To answer that, we need first to appreciate how central the doctrine of enumerated powers was to the original design. Its function was twofold: to legitimize power; then to limit it. To be legitimate, power would have to be “authorized” by delegation from the people. But that very process limited government’s powers to those that were thus authorized and enumerated. So sure were the Federalists of their plan that they resisted the addition of a bill of rights: “Why declare that things shall not be done,” asked Alexander Hamilton in Federalist 84, “which there is no power to do?”
But no constitution is self‐executing. It takes live people to give life to such a document — people who will or will not be faithful to its larger aims. Thus, in 1794 Madison rose in the House to oppose a welfare bill on constitutional grounds, saying he could not “undertake to lay his finger on that article of the Federal Constitution which granted a right to Congress of expending, on objects of benevolence, the money of their constituents.” Nearly 100 years later, Grover Cleveland vetoed a bill to buy seeds for drought‐stricken farmers on similar grounds — the Constitution enumerated no such power.
Thus it went, for the most part, until the forces of the Progressive era found chinks in the constitutional armor through which to drive their public programs. Chief among those chinks was the Commerce Clause, which had been written, ironically, not to facilitate regulation but to enable Congress to override protectionist regulations that states had passed under the Articles of Confederation. Written thus to enable Congress to “make regular” commerce among the states — much as the court used it in the first great Commerce Clause case, Gibbons vs. Ogden — the clause was seen by Progressives as affording Congress the power to affirmatively “regulate” commerce for all manner of social ends.
Things came to a head in the New Deal, of course, when a frustrated Franklin Roosevelt threatened to pack six more members onto a Supreme Court that stood athwart his programs.

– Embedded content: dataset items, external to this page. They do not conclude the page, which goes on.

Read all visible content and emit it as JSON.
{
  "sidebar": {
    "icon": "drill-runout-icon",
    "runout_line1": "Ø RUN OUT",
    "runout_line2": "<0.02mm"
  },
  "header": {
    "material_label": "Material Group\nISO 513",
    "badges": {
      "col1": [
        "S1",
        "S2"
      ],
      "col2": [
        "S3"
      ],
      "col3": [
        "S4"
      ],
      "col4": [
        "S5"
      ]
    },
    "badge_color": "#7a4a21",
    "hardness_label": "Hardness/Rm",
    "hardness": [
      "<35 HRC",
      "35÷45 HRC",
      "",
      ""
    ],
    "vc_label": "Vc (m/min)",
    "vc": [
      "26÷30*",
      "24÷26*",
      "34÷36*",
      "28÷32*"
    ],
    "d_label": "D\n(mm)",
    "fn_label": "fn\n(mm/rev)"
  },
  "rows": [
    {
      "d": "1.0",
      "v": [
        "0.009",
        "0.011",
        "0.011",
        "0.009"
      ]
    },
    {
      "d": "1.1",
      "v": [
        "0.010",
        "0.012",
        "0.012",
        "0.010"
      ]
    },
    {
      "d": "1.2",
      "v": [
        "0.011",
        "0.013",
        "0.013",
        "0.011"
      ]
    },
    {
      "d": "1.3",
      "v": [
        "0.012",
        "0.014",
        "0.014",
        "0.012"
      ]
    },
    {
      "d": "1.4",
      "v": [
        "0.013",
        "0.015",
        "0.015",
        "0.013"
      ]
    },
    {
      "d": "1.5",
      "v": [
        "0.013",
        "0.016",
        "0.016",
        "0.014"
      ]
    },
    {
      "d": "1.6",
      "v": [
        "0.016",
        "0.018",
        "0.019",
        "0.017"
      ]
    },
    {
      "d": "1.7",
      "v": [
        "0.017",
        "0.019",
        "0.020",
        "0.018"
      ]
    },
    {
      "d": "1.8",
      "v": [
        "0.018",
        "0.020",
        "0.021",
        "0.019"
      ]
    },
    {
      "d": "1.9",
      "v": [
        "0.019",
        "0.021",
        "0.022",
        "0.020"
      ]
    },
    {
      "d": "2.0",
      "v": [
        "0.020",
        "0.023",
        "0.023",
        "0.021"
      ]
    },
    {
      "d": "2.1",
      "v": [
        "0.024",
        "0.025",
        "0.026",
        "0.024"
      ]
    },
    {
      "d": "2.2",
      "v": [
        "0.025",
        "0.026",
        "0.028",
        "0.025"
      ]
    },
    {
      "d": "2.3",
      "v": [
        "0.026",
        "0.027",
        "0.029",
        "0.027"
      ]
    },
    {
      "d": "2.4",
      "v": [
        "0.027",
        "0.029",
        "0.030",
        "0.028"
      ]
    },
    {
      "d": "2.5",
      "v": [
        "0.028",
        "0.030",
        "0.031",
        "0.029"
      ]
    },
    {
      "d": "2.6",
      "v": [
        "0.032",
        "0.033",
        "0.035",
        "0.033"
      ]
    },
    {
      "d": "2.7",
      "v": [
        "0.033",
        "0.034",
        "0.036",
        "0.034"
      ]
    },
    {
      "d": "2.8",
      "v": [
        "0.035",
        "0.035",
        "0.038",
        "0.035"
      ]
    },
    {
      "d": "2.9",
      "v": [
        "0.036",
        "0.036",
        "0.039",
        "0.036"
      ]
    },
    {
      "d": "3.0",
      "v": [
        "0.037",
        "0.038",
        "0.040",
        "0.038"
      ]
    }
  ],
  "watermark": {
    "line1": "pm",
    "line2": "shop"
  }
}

The scheme failed when the Senate balked, but the court got the message, stepped aside and the rest is regulatory history — under a government of essentially two‐and‐one‐quarter branches.
Thirty years later, New Deal architect Rexford Tugwell would come clean: “To the extent that these [New Deal policies] developed, they were tortured interpretations of a document intended to prevent them.” How could it be otherwise? After all, if the framers had meant for Congress to be able to do virtually anything it wanted under the commerce power, why would they have spent so much time defending their doctrine of enumerated powers — or even bothered to enumerate Congress’ other powers?
Today, the legislative water that has poured through the opening the New Deal created engulfs us all, leading many to conclude that it is too late to replug the constitutional dam. That counsel of despair must be resisted. For if the Constitution’s centerpiece of enumerated powers is, in fact, dead, the Bill of Rights cannot be far behind. Indeed, a Congress with endless unenumerated responsibilities will see to that as it already has in areas too numerous to count.